BOOK XIV.
FOR DAMASCUS.
Coming together again at Cæsarea Philippi (Paneas, Banias) after an interval of days, Saul and Sergius cross the southern spur of Hermon. A violent thunderstorm comes slowly up during the afternoon, which gives Sergius occasion, by way of mask to his own secret disquietude, to quote his Epicurean poet Lucretius on the subject of Jupiter's control of thunderbolts. As the storm increases in violence, the fears of Sergius overpower him, and he breaks down at last into a deprecatory prayer and vow to Jupiter. Saul then, the storm still raging, rehearses from Scripture appropriate fragments of psalm, timing them to the various successive bursts of tempest. The sound of a tranquil human voice has a quieting effect on Sergius, and even on the frightened steeds of the two travellers. The storm ceases, and they pass the night under a serene sky, ready to set out the next morning for the last stage of their journey to Damascus.
FOR DAMASCUS.
The splendor of the morning yet once more
Was a theophany in Syria,
When Saul and Sergius, met, from Paneas
Started, with mind to overpass that day
The spur of Hermon interposed between
Them and Damascus.
"Strange the human bent,"
Said Saul, "the universal human bent,
Toward worship of unreal divinities!
'Paneas!' The very sound insults the name
And solitary majesty of God,
Jehovah, Ever-living, Only True.
Think of it! 'Pan', forsooth! And God, who made
These things which we behold, these waters, woods,
And mountains, glens, and rocky cliffs, and caves,
Who these things made, and made the mind of man
Capacious of Himself, or capable
At least of knowing Him Creator, such
A God thrust from His own creation forth,
By His own noblest creature thus thrust forth,
That a rough, rustic, gross, grotesque, burlesque,
Goat-footed, and goat-bearded, horned and tailed
Divinity like Pan, foul caricature
At best of man himself who fashions him,
And out of wanton fancy furnishes him
His meet appendages of brute wild beast—
That this deform abortion of the brain
Might take the room, made void, of God outcast,
And, with his ramping, reeling, riotous rout
Of fauns and satyrs, claim to be adored!
I feel the Hebrew blood within me boil
At outrage such from man on God and man!
Phœbus Apollo seems an upward reach
Of human fancy in theogony;
Some height, some aspiration, there at least,
Toward what in man, if not the noblest, yet
Is nobler than the beasts that browse, or graze.

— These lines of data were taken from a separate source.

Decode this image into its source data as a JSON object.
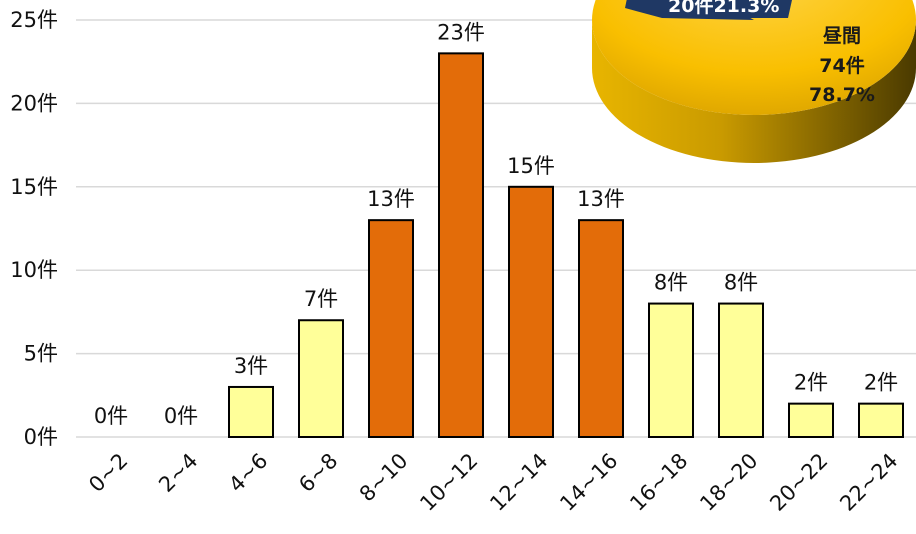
{
  "chart_data": {
    "type": "bar",
    "categories": [
      "0~2",
      "2~4",
      "4~6",
      "6~8",
      "8~10",
      "10~12",
      "12~14",
      "14~16",
      "16~18",
      "18~20",
      "20~22",
      "22~24"
    ],
    "values": [
      0,
      0,
      3,
      7,
      13,
      23,
      15,
      13,
      8,
      8,
      2,
      2
    ],
    "value_labels": [
      "0件",
      "0件",
      "3件",
      "7件",
      "13件",
      "23件",
      "15件",
      "13件",
      "8件",
      "8件",
      "2件",
      "2件"
    ],
    "highlight": [
      false,
      false,
      false,
      false,
      true,
      true,
      true,
      true,
      false,
      false,
      false,
      false
    ],
    "yticks": [
      0,
      5,
      10,
      15,
      20,
      25
    ],
    "ytick_labels": [
      "0件",
      "5件",
      "10件",
      "15件",
      "20件",
      "25件"
    ],
    "ylim": [
      0,
      25
    ],
    "grid": true,
    "colors": {
      "normal": "#FFFF99",
      "highlight": "#E36C09",
      "outline": "#000000"
    },
    "pie": {
      "type": "pie",
      "slices": [
        {
          "label": "昼間",
          "count": "74件",
          "percent": "78.7%",
          "value": 74,
          "color": "#FFC000"
        },
        {
          "label": "",
          "count": "20件",
          "percent": "21.3%",
          "value": 20,
          "color": "#1F3864"
        }
      ],
      "partial_label": "20件21.3%"
    }
  }
}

Apollo, too, I hate, but I loathe Pan!"
"We Romans are more catholic than you
Hebrews," said Sergius, "more hospitable
To different peoples' different gods. Our own
Synod of native deities we have,
But we make room for others than our own.
From Greece we have adopted all her gods,
And all the gods of Egypt and the East
Are domiciled at Rome—all save your god,
Jehovah, his pretensions overleap
The bounds of even our hospitality,
Who not on any terms of fellowship
Will sit a fellow with his fellow-gods.
Him sole except, it is our policy
To entertain with wise indifference
In brotherly equality all gods
Of whatsoever nations of the earth.
A temple at Rome have we, Pantheon called,
So called as to this end expressly built
That there no human god might lack a home.
Such is our Roman way; your Hebrew way
Is different; different races, different ways."
Sergius so spoke as if concluding all
With the last word of wisdom to be said;
He paused, and Saul mused whether wise it were
To answer, when thus Sergius further spoke:
"I marked late, when 'Neapolis!' I said,
'Sychar!' saidst thou, in tone as if of scorn;
'Hateful,' thou also calledst Samarian soil—
Wherefore? if I may know." "'Sychar,'" said Saul,
"Imports deceit, and there deceit abounds.
From the Samaritans we Jews refrain;
Corrupters they of the right ways of God.
Across their soil we either shun to go,
Or, going, hasten with unpausing feet."